Man, I am hungry. I’ve been sick the past few days and haven’t really felt much like eating, but today I am ravenous. Hopefully this is a sign that things are improving. It hasn’t been an utterly debilitating variety of sick, but I’ve felt pretty listless and my stomach has been tetchy.
Some comments on recent books:
Abhorsen Trilogy by Garth Nix
I’d been curious about these books for a long time, but worried that they might be overly gothy on account of their subject matter. They turned out to be quite enjoyable. I had the good fortune to find unabridged audio versions narrated by Tim Curry. His voice for Moggett, a cat, was especially good. Sabriel is good and can function just fine as a stand-alone. Lirael, the second book, goes a little deeper into the title character’s personality and motivation, and just might be my favorite of the lot. It ends on a cliffhangery note. Abhorsen picks up precisely where Lirael left off and is just action, action, action until the very end, when things get more character driven again. I really felt like it wasn’t a book in its own right, but was just the second hunk of Lirael that got chopped off when someone decided it was too long.
I kept thinking that it might be rather dull to be physically reading this series at times, but the narration kept me entertained, and my complaints are few. Therefore, it’s recommended, but snag the audio if you can. My library had them all, and this town doesn’t even begin to be cosmopolitan, so I bet others will, too.
Daisy Miller by Henry James
What a weird little book. The moral seems rather ridiculous by today’s standards and is delivered by the sledgehammer method, making the end particularly silly. I guess I liked it alright. It was short, at least.
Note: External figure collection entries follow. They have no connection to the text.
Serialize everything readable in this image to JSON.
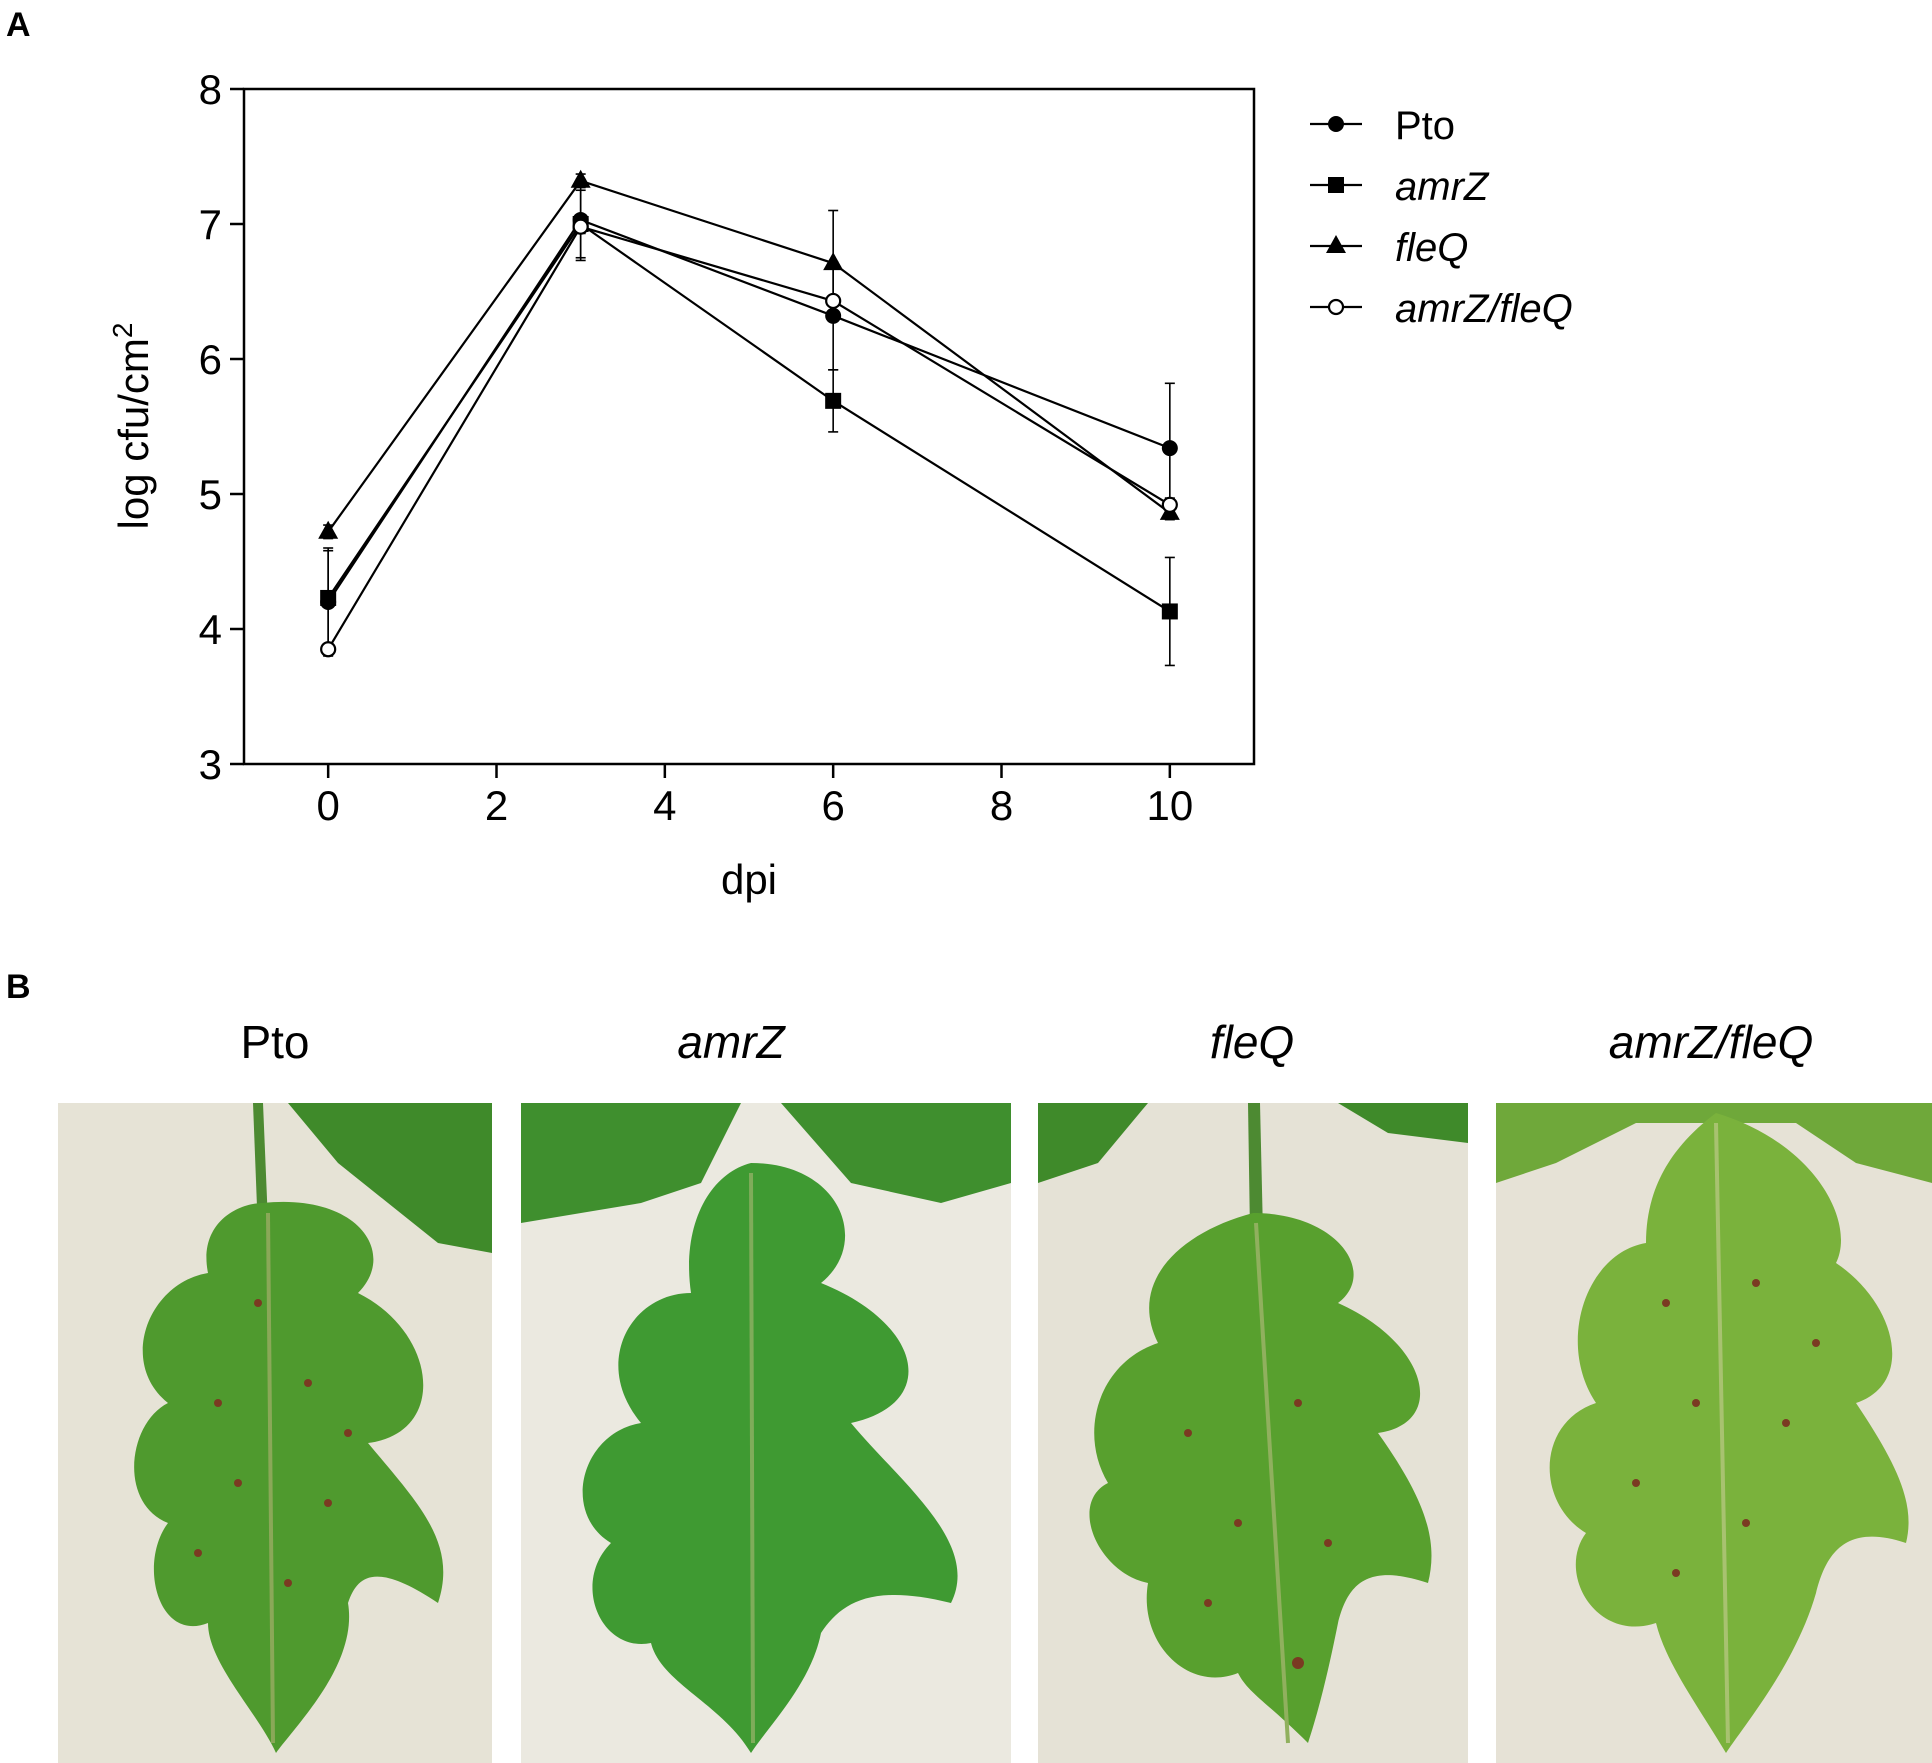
{
  "panel_a_label": "A",
  "panel_b_label": "B",
  "chart_data": {
    "type": "line",
    "xlabel": "dpi",
    "ylabel_main": "log cfu/cm",
    "ylabel_sup": "2",
    "xlim": [
      -1,
      11
    ],
    "ylim": [
      3,
      8
    ],
    "x_ticks": [
      0,
      2,
      4,
      6,
      8,
      10
    ],
    "y_ticks": [
      3,
      4,
      5,
      6,
      7,
      8
    ],
    "legend_position": "right",
    "series": [
      {
        "name": "Pto",
        "marker": "circle-filled",
        "italic": false,
        "x": [
          0,
          3,
          6,
          10
        ],
        "y": [
          4.2,
          7.03,
          6.32,
          5.34
        ],
        "err": [
          0.4,
          0.3,
          0.4,
          0.48
        ]
      },
      {
        "name": "amrZ",
        "marker": "square-filled",
        "italic": true,
        "x": [
          0,
          3,
          6,
          10
        ],
        "y": [
          4.23,
          7.0,
          5.69,
          4.13
        ],
        "err": [
          0.35,
          0.25,
          0.23,
          0.4
        ]
      },
      {
        "name": "fleQ",
        "marker": "triangle-filled",
        "italic": true,
        "x": [
          0,
          3,
          6,
          10
        ],
        "y": [
          4.72,
          7.32,
          6.71,
          4.86
        ],
        "err": [
          0.05,
          0.05,
          0.39,
          0.05
        ]
      },
      {
        "name": "amrZ/fleQ",
        "marker": "circle-open",
        "italic": true,
        "x": [
          0,
          3,
          6,
          10
        ],
        "y": [
          3.85,
          6.98,
          6.43,
          4.92
        ],
        "err": [
          0.03,
          0.05,
          0.03,
          0.05
        ]
      }
    ]
  },
  "photos": [
    {
      "title": "Pto",
      "italic": false
    },
    {
      "title": "amrZ",
      "italic": true
    },
    {
      "title": "fleQ",
      "italic": true
    },
    {
      "title": "amrZ/fleQ",
      "italic": true
    }
  ]
}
Rebecca by Daphne du Maurier
Rebecca rocks. There’s so much going on here I can’t really describe, but you’ve got a very cinemagraphic style of writing, a mysterious ex-wife named Rebecca, a meek and shy second wife who is occasionally very annoying, a creepy housekeeper, a moody older man, etc. If you haven’t read or seen it, you should. My main gripe is with the protagonist sometimes being very dumb (I saw one big plot twist coming miles away), but some of the other turns are genuine surprises, and just overall, the sense of suspense is finely maintained. Next on the list for me by du Maurier—Jamaica Inn. It’s the other of her novels that was made into a movie by Hitchcock. She also wrote the short story that inspired The Birds. Betcha didn’t know that!